Here’s a crazy idea – the workstream:

  • Neil parsed SwissProt entry Q38897 using parser script swiss2features.pl
  • Bob calculated all intersubunit contacts in PDB entry 2jdq using CCP4 package contact

No?

Can every workflow be automated?

Some random thoughts for a Friday afternoon.

Many excellent posts by Deepak on the topic of workflows have got me thinking about the subject. I very much like the notion that all analysis in computational biology should be automated and repeatable, so far as is practicable. However, I’ve not yet experienced a “workflow epiphany”. There are some impressive and interesting projects around, notably Taverna and myExperiment, but I see these as prototypes and testbeds for how the future might look, rather than polished solutions usable by the “average researcher”.

I also can never quite escape the feeling that this type of workflow doesn’t describe how many researchers go about their business, at least in academia. Wrong directions, dead ends, trial and error, bad decisions. To me a workflow is rather like a scientific paper: an artificial summary of your work that you put together at the end, describing an imaginary path from starting point to destination that you couldn’t know you were going to follow when you set out. Useful for others who want to follow the same path, less so for the person blazing the trail. Is this in fact the primary purpose of a workflow? To allow others to follow the same path, rather than to plan your own?

I wonder in particular about operations where manual intervention and decision making is required. In structural biology for instance, I often see my coworkers doing something like this:

  • Open experimental data (e.g. electron density) in a GUI-based application
  • “Fiddle” with it until it “looks right”
  • Save output

How do you automate that middle step? It may be that the operation is described using parameters which can be saved and run again later, but a lot of science seems to rely on a human decision as to whether something is “sensible”.
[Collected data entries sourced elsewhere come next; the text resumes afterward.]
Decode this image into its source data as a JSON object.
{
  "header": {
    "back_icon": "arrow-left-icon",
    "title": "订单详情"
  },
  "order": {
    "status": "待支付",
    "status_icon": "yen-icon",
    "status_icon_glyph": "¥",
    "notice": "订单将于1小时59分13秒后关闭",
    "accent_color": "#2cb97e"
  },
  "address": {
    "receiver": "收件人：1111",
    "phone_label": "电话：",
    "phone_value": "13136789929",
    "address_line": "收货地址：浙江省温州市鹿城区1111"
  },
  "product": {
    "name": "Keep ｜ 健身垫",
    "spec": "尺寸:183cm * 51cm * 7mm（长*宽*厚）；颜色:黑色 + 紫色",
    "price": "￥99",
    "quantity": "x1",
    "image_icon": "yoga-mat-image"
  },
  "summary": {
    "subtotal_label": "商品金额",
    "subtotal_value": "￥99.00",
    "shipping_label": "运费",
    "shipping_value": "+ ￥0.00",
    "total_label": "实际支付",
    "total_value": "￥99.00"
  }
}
I don’t know if we can capture everything that we do in a form that a machine can run. Perhaps workflows highlight to us the difference between research versus analysis; a creative thought process versus a set of algorithms.

Think Free – then think again

ThinkFree is an online office productivity application in the same style as Google Docs and Zoho. I read a favourable review and was all set to try it out…

…when I discovered that for those of us in Australia or New Zealand, ThinkFree is distributed exclusively via BigPond – the internet service provided by Telstra, our largest telco. Which means: not a BigPond customer, no access to ThinkFree.

We have a saying in Australia: all telcos are bastards. Now you know why.

When it’s obvious to you but not to…anyone else

Do you know this feeling? You’ve been trialling a software package or online service for years. You think it’s great, so do your online community friends and you finally decide to share the love with your work colleagues. As soon as you do so, they discover a usage issue that you’ve never even thought about. It completely ruins the experience for them and makes your beloved application look like a piece of crap.

This keeps happening to me with Google and a large part of the problem concerns email addresses and Google accounts.
Read the rest…

OpenOffice Google Docs extension

More reasons to use both Google Docs and OpenOffice: the OpenOffice.org2GoogleDocs extension. Allows you to upload from OO to Google Docs or download from Google Docs to OO. Requires that your JRE is set up correctly in OO and is Java 6.

Without realising it I’ve become a big user of Google Docs, mostly by importing from GMail attachments. On rare occasions I find the 500 KB maximum file size to be a problem – I’d suggest 1 MB is a more sensible maximum – but it does encourage people to keep embedded content out of their text documents.

On the topic of word processor alternatives, AbiWord has come a long way and now boasts a seriously-useful plugin list.